“La mayor fuente de problemas de mi vida es
que no paro de encontrarme con gente amigable en los bares. No solo estimulan
mi tendencia natural al alcoholismo, sino que me meten en toda clase de líos en
los que preferiría no meterme. La gente amigable me ha acosado en los bares
desde que empecé a frecuentarlos, es decir, hace muchísimo tiempo”.
Hasta hace dos días
(literalmente: hasta el miércoles por la mañana) no había oído hablar de
Kenneth Cook en mi vida. Pero en una pausa que hice en la lectura de Matadero cinco de Vonnegut, me puse a
vagabundear por la biblioteca de la universidad en busca de mi próxima presa.
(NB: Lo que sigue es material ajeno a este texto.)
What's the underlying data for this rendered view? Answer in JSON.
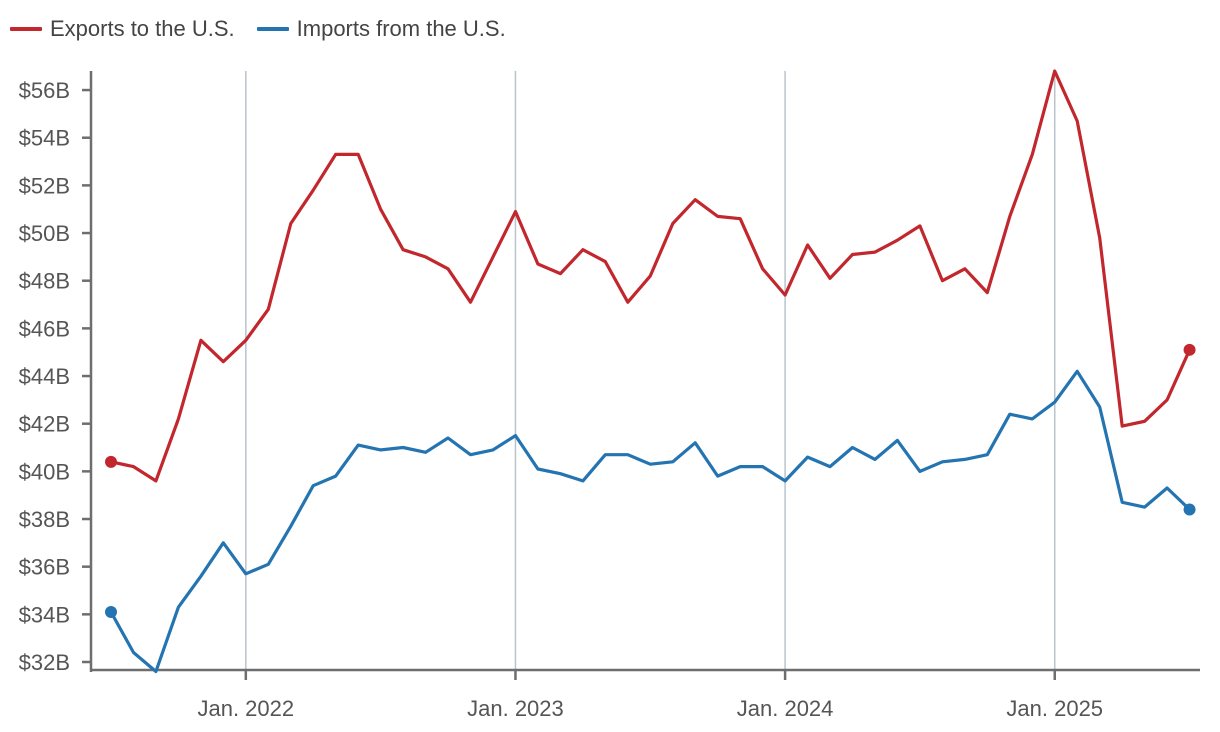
{
  "chart_data": {
    "type": "line",
    "title": "",
    "xlabel": "",
    "ylabel": "",
    "ylim": [
      32,
      56.8
    ],
    "ytick_values": [
      32,
      34,
      36,
      38,
      40,
      42,
      44,
      46,
      48,
      50,
      52,
      54,
      56
    ],
    "ytick_labels": [
      "$32B",
      "$34B",
      "$36B",
      "$38B",
      "$40B",
      "$42B",
      "$44B",
      "$46B",
      "$48B",
      "$50B",
      "$52B",
      "$54B",
      "$56B"
    ],
    "x_start": "2021-07",
    "xtick_labels": [
      "Jan. 2022",
      "Jan. 2023",
      "Jan. 2024",
      "Jan. 2025"
    ],
    "xtick_month_index": [
      6,
      18,
      30,
      42
    ],
    "grid": "vertical lines at January of each year",
    "legend": {
      "placement": "top-left"
    },
    "series": [
      {
        "name": "Exports to the U.S.",
        "color": "#c1272d",
        "values": [
          40.4,
          40.2,
          39.6,
          42.2,
          45.5,
          44.6,
          45.5,
          46.8,
          50.4,
          51.8,
          53.3,
          53.3,
          51.0,
          49.3,
          49.0,
          48.5,
          47.1,
          49.0,
          50.9,
          48.7,
          48.3,
          49.3,
          48.8,
          47.1,
          48.2,
          50.4,
          51.4,
          50.7,
          50.6,
          48.5,
          47.4,
          49.5,
          48.1,
          49.1,
          49.2,
          49.7,
          50.3,
          48.0,
          48.5,
          47.5,
          50.7,
          53.3,
          56.8,
          54.7,
          49.8,
          41.9,
          42.1,
          43.0,
          45.1
        ]
      },
      {
        "name": "Imports from the U.S.",
        "color": "#2474b1",
        "values": [
          34.1,
          32.4,
          31.6,
          34.3,
          35.6,
          37.0,
          35.7,
          36.1,
          37.7,
          39.4,
          39.8,
          41.1,
          40.9,
          41.0,
          40.8,
          41.4,
          40.7,
          40.9,
          41.5,
          40.1,
          39.9,
          39.6,
          40.7,
          40.7,
          40.3,
          40.4,
          41.2,
          39.8,
          40.2,
          40.2,
          39.6,
          40.6,
          40.2,
          41.0,
          40.5,
          41.3,
          40.0,
          40.4,
          40.5,
          40.7,
          42.4,
          42.2,
          42.9,
          44.2,
          42.7,
          38.7,
          38.5,
          39.3,
          38.4
        ]
      }
    ]
  }
}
Literaria,
no penséis mal. Algo de sci-fi ligera (salí de allí con La chica mecánica de Bacigalupi, que fue una grata sorpresa
encontrar, la verdad), o fantástico, o una nivola apetecible... Y de pronto vi
esto.
Me asaltó a los ojos el título,
claro. El koala asesino. “¡¿Qué
demonios?!”, pensé (imagino que como todos). Luego leí que se trataba de una
colección de “relatos humorísticos de la Australia profunda”. Sonaba cada vez
mejor. Y finalmente descubrí que el señor Cook no solo es periodista y escritor
como yo, sino que también fue guionista y presentador de televisión, que como
lepidóptero aficionado creo la primera granja de mariposas australiana y que
cofundó un partido político que se opuso a la guerra de Vietnam. Lo peculiar de
este caballero me convenció de que merecía la pena darle una oportunidad.